また、上述した実施の形態5では、図9及び図10では、映像入力ボード5iおよび映像出力ボード7jをそれぞれ2枚搭載した例について説明したが、任意の枚数で構成してもよい。
また、上述した実施の形態5では、実施の形態3および実施の形態4と同様に、複数のファンおよびファン速度制御部を設けた構成にして、特定のファンのみ速度の回転数を下げ、それ以外のファンの回転数の速度はそのままなど、映像入力ボード5iと映像出力ボード7jの枚数やセット内における配置に応じて、効果的に冷却することにより、映像信号処理装置の動作を安定させつつ、消費電力を下げることも可能である。

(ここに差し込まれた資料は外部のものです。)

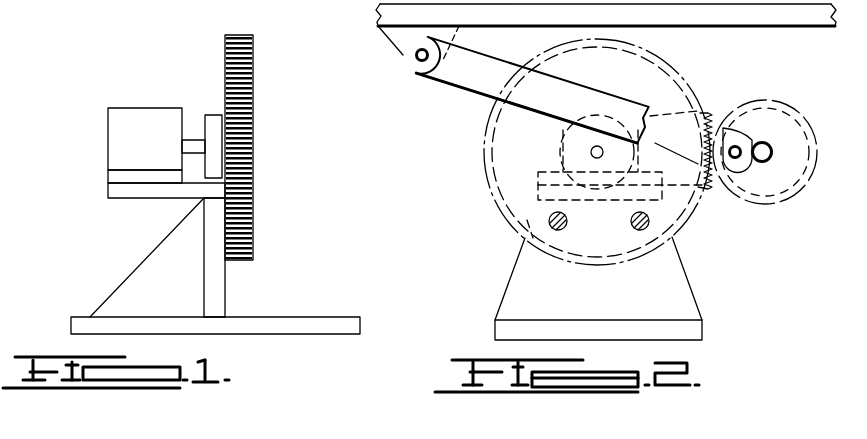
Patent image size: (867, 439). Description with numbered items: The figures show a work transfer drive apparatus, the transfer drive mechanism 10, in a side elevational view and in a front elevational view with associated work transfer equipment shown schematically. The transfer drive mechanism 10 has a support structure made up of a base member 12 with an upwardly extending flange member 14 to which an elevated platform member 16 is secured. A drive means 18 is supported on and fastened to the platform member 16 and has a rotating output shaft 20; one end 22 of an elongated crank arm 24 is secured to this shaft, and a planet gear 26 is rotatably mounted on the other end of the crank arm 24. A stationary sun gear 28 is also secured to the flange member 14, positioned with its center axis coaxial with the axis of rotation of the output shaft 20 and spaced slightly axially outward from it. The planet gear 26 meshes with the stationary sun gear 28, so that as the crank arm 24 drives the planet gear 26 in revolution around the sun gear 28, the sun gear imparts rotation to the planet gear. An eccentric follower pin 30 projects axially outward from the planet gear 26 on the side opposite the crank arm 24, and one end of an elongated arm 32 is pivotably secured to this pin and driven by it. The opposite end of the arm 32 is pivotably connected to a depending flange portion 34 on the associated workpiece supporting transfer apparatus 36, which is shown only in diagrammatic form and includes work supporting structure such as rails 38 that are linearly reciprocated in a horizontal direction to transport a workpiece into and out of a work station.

In FIG. 1, the transfer drive mechanism 10 is at (112, 239).
In FIG. 2, the transfer drive mechanism 10 is at (496, 262).
In FIG. 1, the base member 12 is at (215, 341).
In FIG. 1, the flange member 14 is at (222, 287).
In FIG. 1, the platform member 16 is at (166, 207).
In FIG. 1, the drive means 18 is at (154, 145).
In FIG. 1, the output shaft 20 is at (190, 140).
In FIG. 1, the end of crank arm 22 is at (211, 118).
In FIG. 2, the crank arm 24 is at (716, 107).
In FIG. 2, the planet gear 26 is at (779, 164).
In FIG. 1, the sun gear 28 is at (253, 219).
In FIG. 2, the sun gear 28 is at (485, 180).
In FIG. 2, the eccentric follower pin 30 is at (738, 162).
In FIG. 2, the arm 32 is at (462, 78).
In FIG. 2, the depending flange portion 34 is at (396, 38).
In FIG. 2, the transfer apparatus 36 is at (371, 25).
In FIG. 2, the rails 38 is at (607, 38).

また、上述した実施の形態5では、実施の形態3および実施の形態4と同様に、ファンによる空冷ではなく、他の冷却方法、例えばペルチェ素子等による冷却方法でも、同等の効果を得ることができる。
なお、本発明は、その発明の範囲内において、各実施の形態を自由に組み合わせたり、各実施の形態を適宜、変形、省略することが可能である。